In a bowl, soak the chopped dates in the boiling water for 10 minutes.
Meanwhile, in another bowl, combine the flour, baking powder, baking soda and salt.
In a large bowl, cream the butter with the sugar and maple syrup for 5 minutes or until light and fluffy. Add the eggs one at a time, scraping down the sides of the bowl as needed. Stir in the vanilla. Add the dry ingredients alternating with the cream and the date mixture.

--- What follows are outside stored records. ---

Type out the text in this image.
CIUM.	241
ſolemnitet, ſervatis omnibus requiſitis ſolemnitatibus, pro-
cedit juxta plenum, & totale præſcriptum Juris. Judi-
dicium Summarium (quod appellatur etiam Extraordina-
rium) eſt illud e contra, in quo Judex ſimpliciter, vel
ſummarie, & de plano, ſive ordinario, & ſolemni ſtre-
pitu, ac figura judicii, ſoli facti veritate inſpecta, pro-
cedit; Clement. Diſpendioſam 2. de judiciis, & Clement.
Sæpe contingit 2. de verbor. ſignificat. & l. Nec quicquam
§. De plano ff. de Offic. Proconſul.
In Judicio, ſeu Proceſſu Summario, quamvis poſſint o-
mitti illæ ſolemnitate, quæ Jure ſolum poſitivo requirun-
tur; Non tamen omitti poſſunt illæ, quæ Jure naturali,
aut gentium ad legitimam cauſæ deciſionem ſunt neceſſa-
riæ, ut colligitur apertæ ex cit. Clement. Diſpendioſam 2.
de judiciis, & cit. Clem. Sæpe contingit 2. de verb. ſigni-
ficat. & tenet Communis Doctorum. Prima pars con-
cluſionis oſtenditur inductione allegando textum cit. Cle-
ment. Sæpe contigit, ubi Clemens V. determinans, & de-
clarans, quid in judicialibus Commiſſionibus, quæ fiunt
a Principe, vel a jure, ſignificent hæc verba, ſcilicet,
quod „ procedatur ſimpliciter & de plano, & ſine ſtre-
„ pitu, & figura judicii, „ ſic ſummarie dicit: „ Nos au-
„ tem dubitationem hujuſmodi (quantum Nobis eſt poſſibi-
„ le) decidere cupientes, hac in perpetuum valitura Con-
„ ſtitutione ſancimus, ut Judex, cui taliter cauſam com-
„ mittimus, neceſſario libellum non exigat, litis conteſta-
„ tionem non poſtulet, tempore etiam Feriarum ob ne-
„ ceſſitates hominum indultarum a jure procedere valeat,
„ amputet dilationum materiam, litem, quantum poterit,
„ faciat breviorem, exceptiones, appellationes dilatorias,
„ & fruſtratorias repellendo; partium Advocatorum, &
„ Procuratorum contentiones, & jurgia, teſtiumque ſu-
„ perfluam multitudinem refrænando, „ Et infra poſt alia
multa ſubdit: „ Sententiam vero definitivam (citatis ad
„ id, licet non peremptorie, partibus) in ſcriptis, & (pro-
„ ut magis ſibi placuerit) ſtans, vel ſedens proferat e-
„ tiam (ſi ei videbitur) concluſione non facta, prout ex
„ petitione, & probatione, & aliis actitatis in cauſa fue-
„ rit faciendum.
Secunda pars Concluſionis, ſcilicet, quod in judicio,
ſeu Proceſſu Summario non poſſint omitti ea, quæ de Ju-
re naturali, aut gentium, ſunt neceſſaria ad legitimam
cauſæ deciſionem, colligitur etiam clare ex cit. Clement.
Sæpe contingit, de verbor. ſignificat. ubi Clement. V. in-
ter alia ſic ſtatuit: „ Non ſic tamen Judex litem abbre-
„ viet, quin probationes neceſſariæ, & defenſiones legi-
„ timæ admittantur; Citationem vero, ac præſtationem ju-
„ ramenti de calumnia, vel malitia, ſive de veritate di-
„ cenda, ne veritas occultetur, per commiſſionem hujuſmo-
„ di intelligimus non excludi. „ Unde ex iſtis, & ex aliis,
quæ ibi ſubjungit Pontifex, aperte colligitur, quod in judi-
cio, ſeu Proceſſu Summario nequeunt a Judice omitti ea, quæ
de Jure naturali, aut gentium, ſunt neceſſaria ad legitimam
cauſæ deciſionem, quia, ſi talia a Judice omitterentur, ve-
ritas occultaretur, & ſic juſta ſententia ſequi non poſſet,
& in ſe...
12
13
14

Spread the cake batter out in the prepared Rectangular Casserole. Bake for 45 minutes or until a toothpick inserted in the centre of the cake comes out clean.
Caramel
Meanwhile, in a 1.9 L Stainless Steel Saucepan, combine the cream, brown sugar, maple syrup, butter and cinnamon. Bring to a gentle boil over medium heat. Simmer, whisking occasionally, until slightly thickened, about 8 to 10 minutes. Remove from the heat and whisk in the vanilla and fleur de sel. Cover with the lid and set aside.
As soon as the cake is out of the oven, poke all over with a wooden chopstick. Immediately pour the warm caramel evenly over the cake. Let sit for at least 30 minutes before serving. If not serving the cake the same day, cover with the lid and let sit out at room temperature. The cake gets even more moist as it sits for a few days.